Machine Learning Model

The application uses a Gaussian Naive Bayes classifier for heart disease prediction.

Why Naive Bayes?

  • Effective for medical diagnosis problems.
  • Works well with small to medium-sized datasets.
  • Fast training and prediction times.
  • Handles both binary and multi-class classification.
  • Performs well even with limited training data.

Model Details

  • Assumes features follow a Gaussian (normal) distribution.
  • Features are assumed to be conditionally independent.
  • Uses Bayes' theorem to calculate posterior probabilities.
  • Makes predictions based on the highest probability class.

Performance Metrics

  • Accuracy: Percentage of correct predictions.
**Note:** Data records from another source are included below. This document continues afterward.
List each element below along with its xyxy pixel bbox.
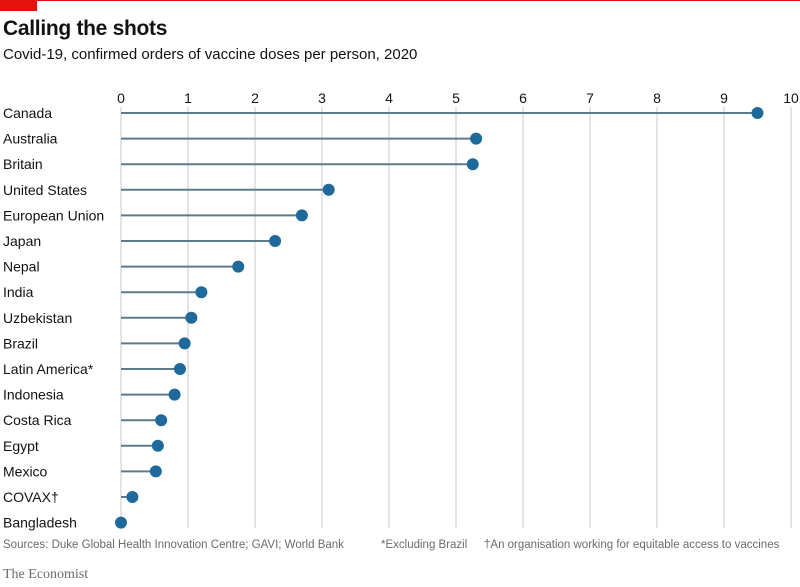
data-point: [178, 337, 191, 350]
x-tick-label: 1: [184, 90, 192, 106]
category-label: Japan: [3, 233, 41, 249]
x-tick-label: 7: [586, 90, 594, 106]
data-point: [115, 516, 127, 529]
data-point: [322, 183, 335, 196]
data-point: [149, 465, 162, 478]
category-label: Britain: [3, 156, 43, 172]
footnote-excluding-brazil: *Excluding Brazil: [381, 539, 468, 551]
brand-red-tab: [0, 0, 37, 11]
category-label: United States: [3, 182, 87, 198]
data-point: [151, 439, 164, 452]
category-label: COVAX†: [3, 489, 59, 505]
gridlines: [120, 107, 792, 528]
x-tick-label: 3: [318, 90, 326, 106]
data-point: [269, 235, 282, 247]
category-label: Bangladesh: [3, 515, 77, 531]
category-label: Australia: [3, 131, 58, 147]
x-tick-label: 4: [385, 90, 393, 106]
sources-note: Sources: Duke Global Health Innovation C…: [3, 539, 344, 551]
category-label: Mexico: [3, 463, 48, 479]
category-label: Costa Rica: [3, 412, 72, 428]
x-tick-label: 10: [783, 90, 799, 106]
category-label: Egypt: [3, 438, 39, 454]
x-axis-ticks: 0 1 2 3 4 5 6 7 8 9 10: [117, 90, 799, 106]
data-point: [155, 414, 168, 427]
x-tick-label: 8: [653, 90, 661, 106]
top-rule: [0, 0, 800, 1]
data-point: [295, 209, 308, 222]
category-label: Uzbekistan: [3, 310, 72, 326]
data-point: [185, 311, 198, 324]
chart-subtitle: Covid-19, confirmed orders of vaccine do…: [3, 46, 418, 63]
data-point: [470, 132, 483, 145]
data-point: [173, 363, 186, 375]
x-tick-label: 2: [251, 90, 259, 106]
data-point: [232, 260, 245, 273]
category-label: Canada: [3, 105, 52, 121]
publisher-logo: The Economist: [3, 567, 89, 582]
category-label: Indonesia: [3, 387, 64, 403]
chart-rows: Canada Australia Britain United States Europ…: [3, 105, 764, 531]
x-tick-label: 5: [452, 90, 460, 106]
chart-title: Calling the shots: [3, 17, 168, 40]
data-point: [126, 491, 139, 503]
category-label: Latin America*: [3, 361, 94, 377]
data-point: [751, 107, 764, 119]
x-tick-label: 0: [117, 90, 125, 106]
footnote-covax: †An organisation working for equitable a…: [484, 539, 780, 551]
data-point: [466, 158, 479, 171]
data-point: [168, 388, 181, 401]
data-point: [195, 286, 208, 299]
category-label: Brazil: [3, 335, 38, 351]
x-tick-label: 6: [519, 90, 527, 106]
category-label: Nepal: [3, 259, 40, 275]
category-label: European Union: [3, 207, 104, 223]
x-tick-label: 9: [720, 90, 728, 106]
category-label: India: [3, 284, 34, 300]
Displayed in the results summary.

Frontend Components

  • File Upload Area:
    • Drag-and-drop functionality.
    • File type validation (CSV only).
    • File information display (name and size).
  • Analysis Results:
    • Summary statistics section.
    • Prediction distribution pie chart.
    • Patient ID lists for positive and negative predictions.
    • Accuracy report with percentage.
  • Detailed Analysis:
    • Collapsible section for advanced visualizations.
    • Correlation heatmap showing relationships between features.
    • Interactive tooltips showing exact correlation values.

API Endpoints

  • GET /:

    • Description: Serves the main application page.
    • Response: HTML page with the application interface.
  • POST /upload:

    • Description: Handles file upload and data processing.
    • Request:
      • Content-Type: multipart/form-data
      • Body: CSV file in the 'file' field
    • Response: JSON object containing:
      • predictions: List of binary predictions (0 or 1).
      • probabilities: List of prediction probabilities.
      • feature_names: List of column names from the dataset.
      • positive_indices: List of patient IDs predicted with heart disease.
      • negative_indices: List of patient IDs predicted without heart disease.
      • accuracy: Model accuracy percentage.
      • correlation_matrix: 2D array of feature correlations.
      • success: Boolean indicating successful processing.

Future Improvements

  • Model Selection: Allow users to choose from multiple machine learning algorithms.
  • Cross-Validation: Implement k-fold cross-validation for more robust accuracy metrics.
  • Feature Importance: Add visualization of feature importance for better interpretability.
  • Data Preprocessing Options: Provide options for handling missing values and outliers.
  • Export Results: Allow users to download analysis results in various formats.
  • Batch Processing: Support for processing multiple files in batch mode.
  • User Authentication: Add user accounts to save and compare previous analyses.

License

This project is licensed under the MIT License. See the LICENSE file for more details.